The New York Pops celebrated its 31st birthday gala by honoring Marc Shaiman and Scott Wittman for their three decades of writing music and lyrics for Broadway, Off-Broadway, Off-Off-Broadway, the West End, movies, and TV. I snared a last-minute ticket and vicariously kvelled for Shaiman and Wittman, whose work I’ve watched and enjoyed from the beginning. It’s one thing to have your music recorded in the studio for a soundtrack album or original cast recording. It’s very cool to hear it coming out of a Broadway orchestra pit. But to get to witness a whole evening (well, 90 minutes) of a full orchestra playing your stuff at Carnegie Hall? Golden.

Some magic moments:

* the three gals who got famous playing the lead role of Tracy Turnblad — a curiously tan Marissa Jaret Winokur (Broadway), Nikki Blonsky (movie musical), and the now-svelte Ricki Lake (original John Waters movie) — belting out the opening number of Hairspray, “Good Morning, Baltimore”;

* Sophie von Haselberg reading a funny and loving poem that her mother, Bette Midler, wrote for Shaiman’s 50th birthday;

* Martin Short doing a lovely song called “Simply Second Nature” from the current London hit Charlie and the Chocolate Factory;

* Capathia Jenkins reprising her hilarious and roof-raising number from Martin Short: Fame Becomes Me called “(Let a Big Black Lady) Stop the Show.”

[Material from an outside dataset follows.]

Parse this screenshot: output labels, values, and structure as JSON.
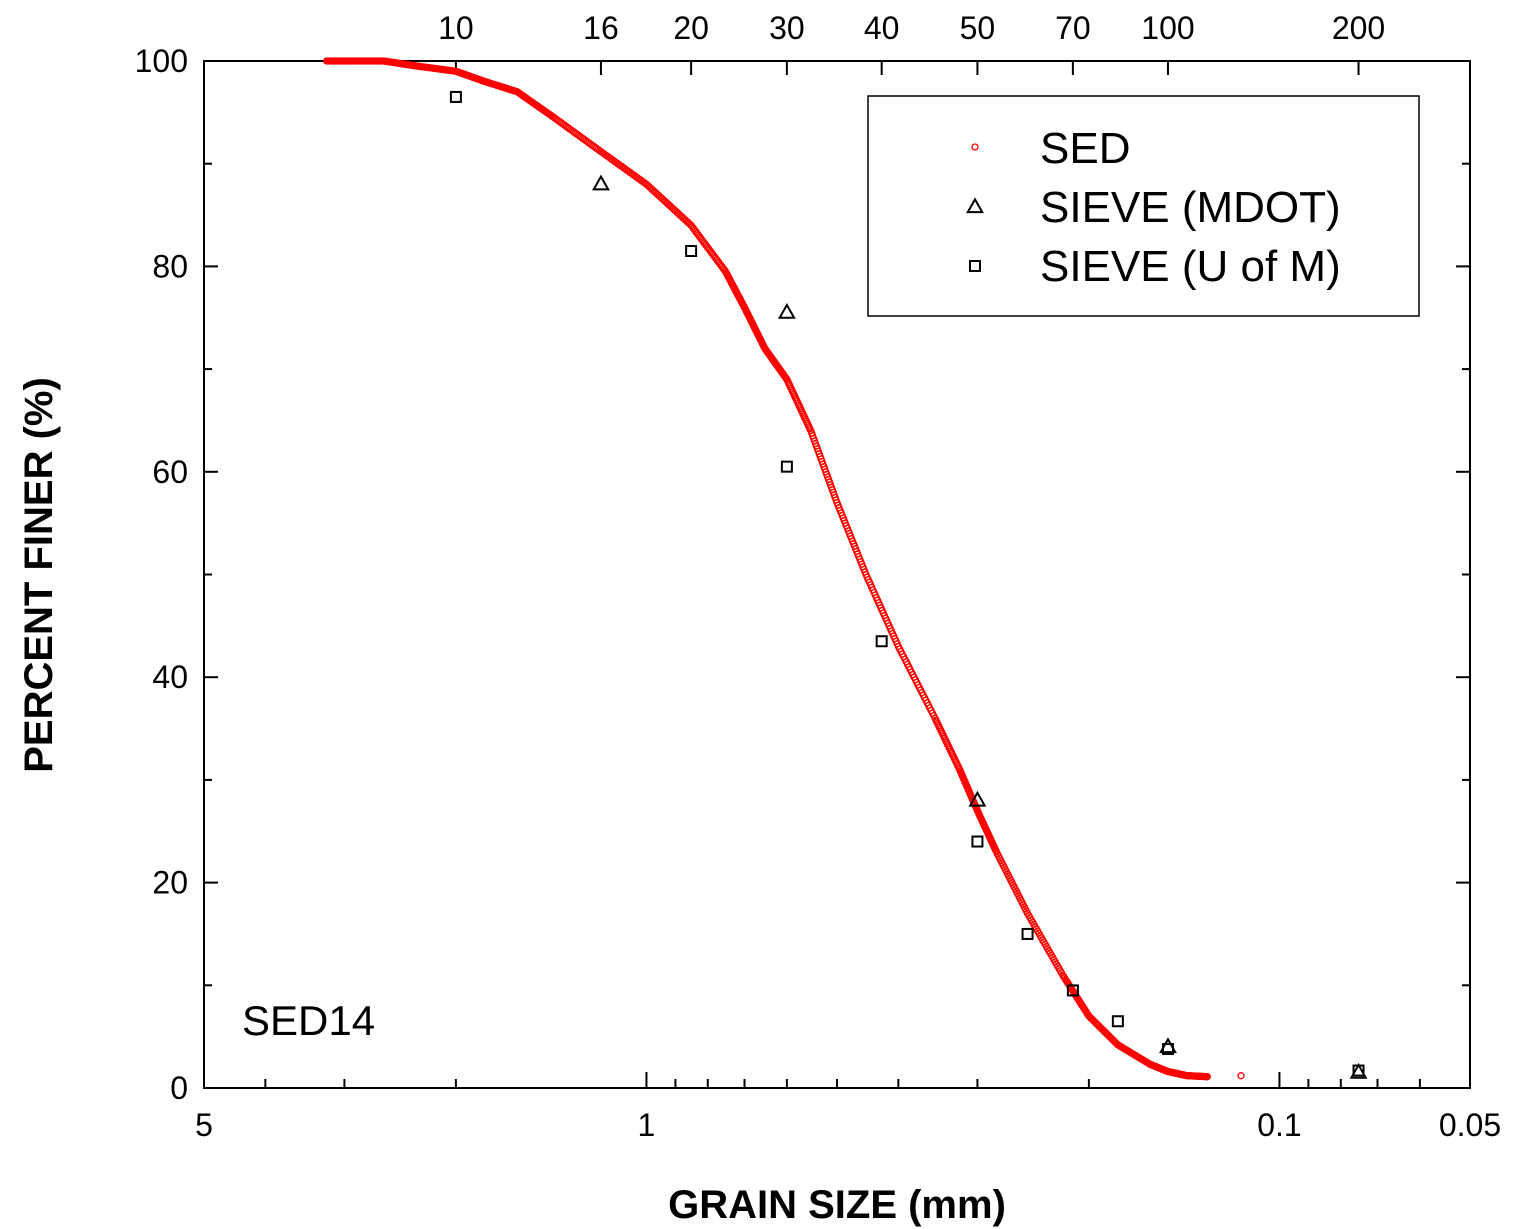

Some version of that last phenomenon had already happened earlier in the show when Jenifer Lewis came out to deliver the 11 o’clock number from Hairspray, “I Know Where I’ve Been.” Lewis let it be known that when it was freshly written, Shaiman and Wittman asked her to record a demo of the song. “So I like to think they wrote it for me. Everybody who’s sung it since then thinks the same thing. But bitches: I. Sang. It. First.” She proceeded to sing the hell out of it. The audience stood up. Including me.

4-28 big finale

The show closed, of course, with the rousing anthem that closed Hairspray, “You Can’t Stop the Beat,” with most of the original cast (Winokur, Clark Thorell, Corey Reynolds, Kerry Butler, Laura Bell Bundy, and Linda Hart), joined halfway by Wittman and Shaiman (above). I surprised myself by getting a little teary-eyed because, even out of its dramatic context, this catchy little pop romp still sneaks in its funky political punch, equivalent to the last speech in Tony Kushner’s Angels in America: the world only spins forward.

 

Performance diary: Jenifer Lewis at 54 Below

July 25, 2012


“Only in New York”: that’s the kind of vibe that 54 Below, the recently opened cabaret in the basement of Studio 54 that calls itself “Broadway’s Nightclub,” strives to create. And my first time there tonight, it worked. The headliner was Jenifer Lewis, a mouthy comic singer and performer who’s toiled in New York theater, spent five years on a TV show called Strong Medicine, and once toured as backup singer for Bette Midler. Along the way, she acquired an adopted daughter and became a poster girl for bipolar disorder. All of that figures in her act, much of it special material created for her by her musical director, Marc Shaiman, who’s a gifted composer and arranger but more than anything else is kind of a great diva wrangler (Bette being his first and foremost diva). He’s a superb accompanist, in that he’s a nimble piano player but also strikes the perfect balance on stage between invisible partner and sweet all-purpose straight man. Well, straight man who’s as gay as they come. The original material will not be covered by other singers any time soon — “Black Don’t Crack,” about how female celebrities of a certain age don’t have to submit to Botox-face the way their white counterparts do, and “Sang Bitch,” a tribute to other beloved performers. The cover songs are surprising and, I have to say, very well-sung. Imagine Kiki and Herb with less onstage drinking and better pitch. The show, directed by Scott Wittman (Shaiman’s partner in crime and life), runs through Saturday July 28.